The body of the British backpacker Grace Millane was intact when it was discovered in bush at the Waitakere Ranges on Sunday.
Police Detective Inspector Scott Beard said this information is being revealed with reluctance, because of public speculation.
He said police investigating the death are looking for a shovel that could be anywhere between Scenic Drive and central Auckland.
It is an Atlas Trade Hardwood Long Handle Round Mouth Shovel.
The 26-year old man accused for murdering Miss Millane appeared in the Auckland Distric Court yesterday and has interim name suppression.
Meanwhile, the Justice Minister said British media were undermining the judicial process by publishing suppressed details of the man.
Andrew Little said the overseas media's actions were "hurtful" towards the Millane family when the defence counsel was looking for every opportunity to force a mistrial.

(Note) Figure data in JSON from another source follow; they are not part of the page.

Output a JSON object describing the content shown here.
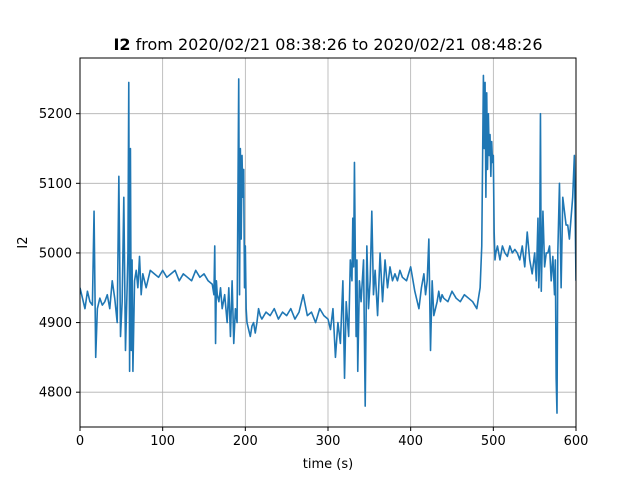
{
  "chart_data": {
    "type": "line",
    "title_bold": "I2",
    "title_rest": " from 2020/02/21 08:38:26 to 2020/02/21 08:48:26",
    "xlabel": "time (s)",
    "ylabel": "I2",
    "xlim": [
      0,
      600
    ],
    "ylim": [
      4750,
      5280
    ],
    "xticks": [
      0,
      100,
      200,
      300,
      400,
      500,
      600
    ],
    "yticks": [
      4800,
      4900,
      5000,
      5100,
      5200
    ],
    "grid": true,
    "series": [
      {
        "color": "#1f77b4",
        "x": [
          0,
          3,
          6,
          9,
          12,
          15,
          17,
          19,
          21,
          24,
          27,
          30,
          33,
          36,
          39,
          42,
          45,
          47,
          49,
          51,
          53,
          55,
          57,
          58,
          59,
          60,
          61,
          62,
          63,
          64,
          66,
          68,
          70,
          72,
          74,
          76,
          78,
          80,
          85,
          90,
          95,
          100,
          105,
          110,
          115,
          120,
          125,
          130,
          135,
          140,
          145,
          150,
          155,
          160,
          162,
          163,
          164,
          165,
          166,
          168,
          170,
          172,
          175,
          178,
          180,
          182,
          184,
          186,
          188,
          190,
          192,
          193,
          194,
          195,
          196,
          197,
          198,
          199,
          200,
          201,
          202,
          204,
          206,
          208,
          210,
          212,
          214,
          216,
          218,
          220,
          225,
          230,
          235,
          240,
          245,
          250,
          255,
          260,
          265,
          270,
          275,
          280,
          285,
          290,
          295,
          300,
          303,
          306,
          309,
          312,
          315,
          318,
          320,
          322,
          325,
          327,
          329,
          330,
          331,
          332,
          333,
          334,
          335,
          336,
          338,
          340,
          343,
          345,
          347,
          349,
          351,
          353,
          355,
          357,
          360,
          363,
          366,
          369,
          372,
          375,
          378,
          381,
          384,
          387,
          390,
          395,
          400,
          405,
          410,
          413,
          416,
          418,
          420,
          422,
          424,
          426,
          428,
          430,
          432,
          434,
          436,
          438,
          440,
          445,
          450,
          455,
          460,
          465,
          470,
          475,
          480,
          484,
          486,
          488,
          489,
          490,
          491,
          492,
          493,
          494,
          495,
          496,
          497,
          498,
          499,
          500,
          501,
          502,
          503,
          505,
          508,
          511,
          514,
          517,
          520,
          523,
          526,
          529,
          532,
          535,
          538,
          541,
          544,
          547,
          550,
          552,
          554,
          555,
          556,
          557,
          558,
          560,
          562,
          564,
          566,
          568,
          570,
          572,
          574,
          575,
          576,
          577,
          578,
          580,
          582,
          584,
          586,
          588,
          590,
          592,
          594,
          596,
          598,
          600
        ],
        "y": [
          4950,
          4935,
          4920,
          4945,
          4930,
          4925,
          5060,
          4850,
          4920,
          4935,
          4925,
          4930,
          4940,
          4920,
          4960,
          4935,
          4900,
          5110,
          4880,
          4930,
          5080,
          4860,
          4950,
          5000,
          5245,
          4830,
          5150,
          4860,
          4990,
          4830,
          4960,
          4975,
          4950,
          4995,
          4940,
          4970,
          4960,
          4950,
          4975,
          4970,
          4965,
          4975,
          4965,
          4970,
          4975,
          4960,
          4970,
          4965,
          4960,
          4975,
          4965,
          4970,
          4960,
          4955,
          4940,
          5010,
          4870,
          4960,
          4940,
          4930,
          4950,
          4920,
          4940,
          4900,
          4950,
          4880,
          4960,
          4870,
          4920,
          4900,
          5250,
          4940,
          5150,
          5020,
          5140,
          5080,
          5120,
          4950,
          5010,
          4920,
          4900,
          4890,
          4880,
          4895,
          4900,
          4885,
          4900,
          4920,
          4910,
          4905,
          4915,
          4910,
          4920,
          4905,
          4915,
          4910,
          4920,
          4905,
          4915,
          4940,
          4910,
          4915,
          4900,
          4920,
          4910,
          4905,
          4890,
          4920,
          4850,
          4900,
          4870,
          4960,
          4820,
          4930,
          4880,
          4990,
          4960,
          5050,
          4980,
          5130,
          5000,
          4880,
          4990,
          4830,
          4960,
          4930,
          4990,
          4780,
          5010,
          4920,
          4960,
          5060,
          4940,
          4975,
          4910,
          5000,
          4930,
          4990,
          4950,
          4980,
          4960,
          4970,
          4960,
          4975,
          4965,
          4960,
          4980,
          4945,
          4920,
          4950,
          4970,
          4940,
          4960,
          5020,
          4860,
          4960,
          4910,
          4920,
          4930,
          4945,
          4930,
          4940,
          4935,
          4930,
          4945,
          4935,
          4930,
          4940,
          4935,
          4930,
          4920,
          4950,
          5010,
          5255,
          5150,
          5245,
          5080,
          5230,
          5120,
          5200,
          5140,
          5170,
          5110,
          5160,
          5130,
          5140,
          5030,
          4990,
          5000,
          5010,
          4990,
          5010,
          5000,
          4995,
          5010,
          5000,
          5005,
          5000,
          4990,
          5010,
          4980,
          5030,
          4990,
          4970,
          5000,
          4960,
          5050,
          4950,
          4990,
          5200,
          4945,
          5060,
          4980,
          5000,
          5000,
          5010,
          4960,
          4995,
          4940,
          4990,
          4820,
          4770,
          5000,
          5100,
          4950,
          5080,
          5060,
          5040,
          5040,
          5020,
          5050,
          5080,
          5140,
          4960
        ]
      }
    ]
  }
}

Mr Little said it was one thing for an innocent person to go to trial but it was equally unjust if a guilty person got to walk free because the justice system had failed.
"It will not do justice to the Millane family if the accused in this case gets to walk away from facing justice because somebody else has disclosed his details and he is able to say he won't get a fair trial.
"That's why we have suppression rules - like them or not", he said.
The actions of the overseas media, and whoever had furnished them with details was "unfortunate", said Mr Little.
He said while the internet was "one thing", ensuring a fair trail was another.
"If we want to make sure the police, the meticulous work in putting together the case, to prove beyond reasonable doubt isn't in vain, we've got to make sure people get a fair trial."
There was nothing New Zealand authorities could do to stop media overseas from publishing suppressed information, said Mr Little.
"What we can do, and need to do is to act as tightly as we can here, this is where the trial will take place."
Mr Little said he will attend a vigil being held in Wellington tomorrow night if his diary allows.
National leader Simon Bridges said he understood the need for name supression, especially in the early days of an arrest.
He said that gave time for the person charged to organise their own affairs, but it also meant the job for police was easier as it lessened the risk the "well would be poisoned" when the police were conducting witness interviews.
But he said if a reasonable change to suppression laws was presented to the National Party, that was something he would consider.